Can we name names and lengths? Do you have video?
Mostly, because it's easier to adjust a short radius ski to a longer turn than vice versa.
It wasn't carved all the way, we know that. Maybe like this?I've never found carving a short radius turn with a "straight ski" to be difficult. It must have something to do with bending the knees. (five dollars please) ;-)
Never found the fa84 edt stiff. Once it flexed it reacted though and it wanted purpose. Had the 168.A Nordica Firearrow EDT84 or GSR EDT may say 18.5M or 19.5M on them and it's quite accurate, those skis like to make that shape and not much else, they are stiff and need to be driven with purpose.
I suspect strongly that a lot of what you are experiencing comes down to the pilot. Let me guess you still ski pretty much old school with feet locked together?
I can flex around and adjust on my GS skis and front side carvers much easier than my FIS SL Fischers.
I've spent a fair bit of time over a mile a minute on my Fischer SCs too. However, skiing them back to back with my old Super Gs I know there is a big difference. Go back and do that same turn on a good long radius ski. You will feel the difference.To each their own, I guess. I hit 62 mph on my Head SLs today at Sun Valley, coming across the "belly" of a perfect carved arc on lower Warm Springs.
Not sure what my exact turn radius was, but certainly MUCH larger than the stated value of the ski.
I've spent a fair bit of time over a mile a minute on my Fischer SCs too. However, skiing them back to back with my old Super Gs I know there is a big difference. Go back and do that same turn on a good long radius ski. You will feel the difference.
I am curious about using technique to adapt to the "limitations" of the ski's sidecut, though I wonder which end is "best" to approach it from (short turns on longer radius, or long turns on shorter radius). Input would definitely be appreciated on that.
Your old K2 Merlins pretty much suck. I had a pair maybe over 20 years ago. Yeah it's a shaped ski, but one of the first gens., and the design didn't live that long. A modern ski will blow that dog away in all respects. Get something in a 80-88 waist and >16m R - Look something in the 16-19m range.
Actually, Black Crow is doing what Philpug suggested, categorize turning radii to short, medium, long, etc.
I think the reason why Black Crows measures numbers to the 10th decimal is that they design each model of their skis to be length specific.
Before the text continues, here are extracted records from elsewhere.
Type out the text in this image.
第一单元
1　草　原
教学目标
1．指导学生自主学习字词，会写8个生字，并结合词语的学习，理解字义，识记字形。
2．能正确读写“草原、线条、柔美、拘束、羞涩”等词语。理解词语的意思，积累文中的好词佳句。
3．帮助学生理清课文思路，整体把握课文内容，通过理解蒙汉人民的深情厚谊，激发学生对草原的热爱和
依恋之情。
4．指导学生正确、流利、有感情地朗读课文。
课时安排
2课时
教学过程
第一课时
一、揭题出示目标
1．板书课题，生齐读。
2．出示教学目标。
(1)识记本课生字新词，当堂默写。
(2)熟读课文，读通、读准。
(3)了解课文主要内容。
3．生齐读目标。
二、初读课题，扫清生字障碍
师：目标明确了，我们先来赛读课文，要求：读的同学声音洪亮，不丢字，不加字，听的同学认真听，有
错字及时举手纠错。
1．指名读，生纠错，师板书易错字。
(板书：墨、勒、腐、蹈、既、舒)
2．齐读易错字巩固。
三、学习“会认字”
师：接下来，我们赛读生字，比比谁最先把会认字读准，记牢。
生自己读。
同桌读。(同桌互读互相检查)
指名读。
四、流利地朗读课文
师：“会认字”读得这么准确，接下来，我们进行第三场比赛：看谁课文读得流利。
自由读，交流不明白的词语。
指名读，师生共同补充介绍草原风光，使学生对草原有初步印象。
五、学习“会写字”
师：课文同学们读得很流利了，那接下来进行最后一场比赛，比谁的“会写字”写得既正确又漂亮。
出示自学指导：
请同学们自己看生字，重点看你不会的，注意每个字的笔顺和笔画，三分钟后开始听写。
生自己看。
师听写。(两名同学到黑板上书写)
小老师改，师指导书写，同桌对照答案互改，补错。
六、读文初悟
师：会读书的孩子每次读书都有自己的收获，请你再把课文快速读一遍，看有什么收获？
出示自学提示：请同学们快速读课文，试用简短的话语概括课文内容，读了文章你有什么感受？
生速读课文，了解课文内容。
You can see from the numbers below, different lengths of the same model, Camox, have the same waist width and turning radius, but slightly different tip and tail widths.
Other than the little light up gizmo, what changed, other than much more drastic side cuts? Any suggestions for a ski like you describe, for a 6'1" 230lb guy, that'll do great at holding an edge on midwest ice?
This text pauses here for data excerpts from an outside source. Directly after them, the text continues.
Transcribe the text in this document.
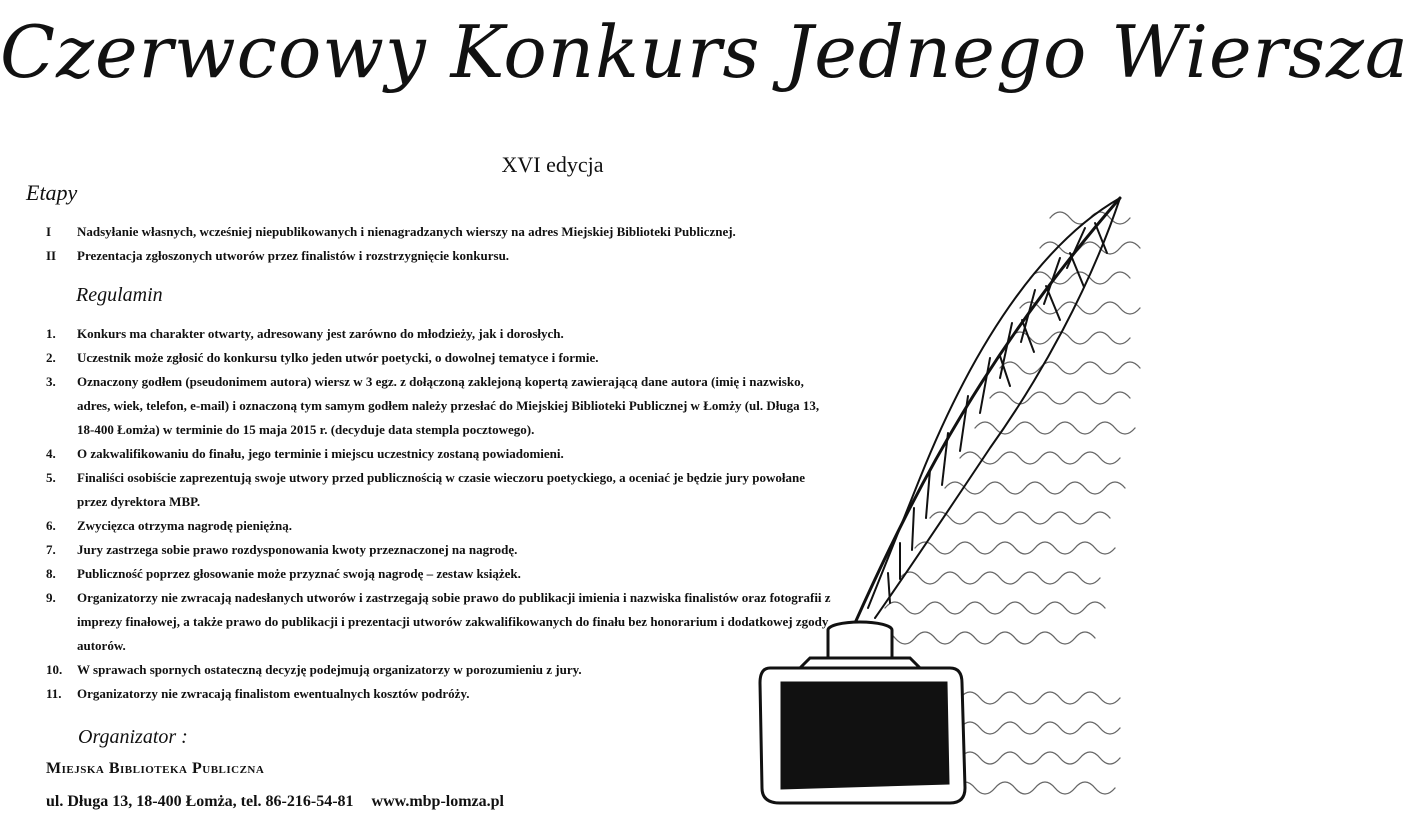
Czerwcowy Konkurs Jednego Wiersza
XVI edycja
Etapy
I	Nadsyłanie własnych, wcześniej niepublikowanych i nienagradzanych wierszy na adres Miejskiej Biblioteki Publicznej.
II	Prezentacja zgłoszonych utworów przez finalistów i rozstrzygnięcie konkursu.
Regulamin
1.	Konkurs ma charakter otwarty, adresowany jest zarówno do młodzieży, jak i dorosłych.
2.	Uczestnik może zgłosić do konkursu tylko jeden utwór poetycki, o dowolnej tematyce i formie.
3.	Oznaczony godłem (pseudonimem autora) wiersz w 3 egz. z dołączoną zaklejoną kopertą zawierającą dane autora (imię i nazwisko, adres, wiek, telefon, e-mail) i oznaczoną tym samym godłem należy przesłać do Miejskiej Biblioteki Publicznej w Łomży (ul. Długa 13, 18-400 Łomża) w terminie do 15 maja 2015 r. (decyduje data stempla pocztowego).
4.	O zakwalifikowaniu do finału, jego terminie i miejscu uczestnicy zostaną powiadomieni.
5.	Finaliści osobiście zaprezentują swoje utwory przed publicznością w czasie wieczoru poetyckiego, a oceniać je będzie jury powołane przez dyrektora MBP.
6.	Zwycięzca otrzyma nagrodę pieniężną.
7.	Jury zastrzega sobie prawo rozdysponowania kwoty przeznaczonej na nagrodę.
8.	Publiczność poprzez głosowanie może przyznać swoją nagrodę – zestaw książek.
9.	Organizatorzy nie zwracają nadesłanych utworów i zastrzegają sobie prawo do publikacji imienia i nazwiska finalistów oraz fotografii z imprezy finałowej, a także prawo do publikacji i prezentacji utworów zakwalifikowanych do finału bez honorarium i dodatkowej zgody autorów.
10.	W sprawach spornych ostateczną decyzję podejmują organizatorzy w porozumieniu z jury.
11.	Organizatorzy nie zwracają finalistom ewentualnych kosztów podróży.
Organizator :
Miejska Biblioteka Publiczna
ul. Długa 13, 18-400 Łomża, tel. 86-216-54-81 www.mbp-lomza.pl
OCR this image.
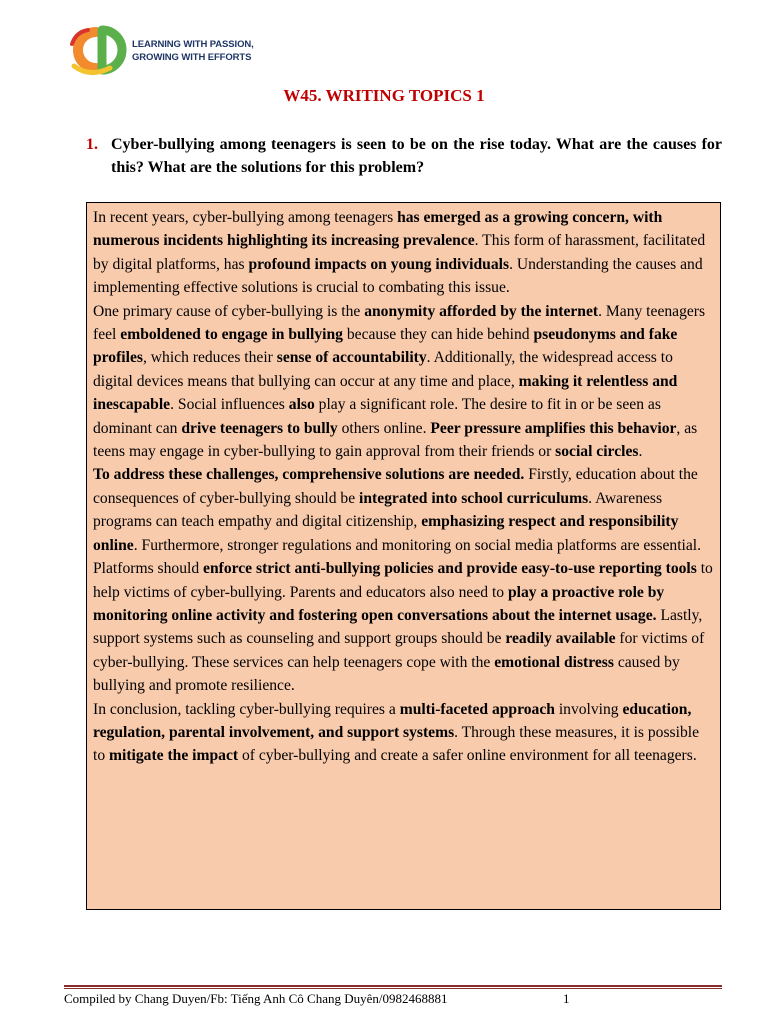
LEARNING WITH PASSION,
GROWING WITH EFFORTS
W45. WRITING TOPICS 1
1. Cyber-bullying among teenagers is seen to be on the rise today. What are the causes for this? What are the solutions for this problem?

In recent years, cyber-bullying among teenagers has emerged as a growing concern, with numerous incidents highlighting its increasing prevalence. This form of harassment, facilitated by digital platforms, has profound impacts on young individuals. Understanding the causes and implementing effective solutions is crucial to combating this issue.

One primary cause of cyber-bullying is the anonymity afforded by the internet. Many teenagers feel emboldened to engage in bullying because they can hide behind pseudonyms and fake profiles, which reduces their sense of accountability. Additionally, the widespread access to digital devices means that bullying can occur at any time and place, making it relentless and inescapable. Social influences also play a significant role. The desire to fit in or be seen as dominant can drive teenagers to bully others online. Peer pressure amplifies this behavior, as teens may engage in cyber-bullying to gain approval from their friends or social circles.

To address these challenges, comprehensive solutions are needed. Firstly, education about the consequences of cyber-bullying should be integrated into school curriculums. Awareness programs can teach empathy and digital citizenship, emphasizing respect and responsibility online. Furthermore, stronger regulations and monitoring on social media platforms are essential. Platforms should enforce strict anti-bullying policies and provide easy-to-use reporting tools to help victims of cyber-bullying. Parents and educators also need to play a proactive role by monitoring online activity and fostering open conversations about the internet usage. Lastly, support systems such as counseling and support groups should be readily available for victims of cyber-bullying. These services can help teenagers cope with the emotional distress caused by bullying and promote resilience.

In conclusion, tackling cyber-bullying requires a multi-faceted approach involving education, regulation, parental involvement, and support systems. Through these measures, it is possible to mitigate the impact of cyber-bullying and create a safer online environment for all teenagers.

Compiled by Chang Duyen/Fb: Tiếng Anh Cô Chang Duyên/0982468881	1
Plenty! Think ski construction. Torsional rigidity but yet longitudinal flexibility. Actually the side cuts have been toned down some sine the hay day of the shape skis. so thing refined shapes. I'm partial to the Kastle FX or MX line. The Head Monster 83 would be worth looking at.
Yeah I hear a lot of good things about Kastle skis. Even used, their prices make my eyes bug out a little... Wouldn't the Monster be a bit soft for an aggressive, high level skier?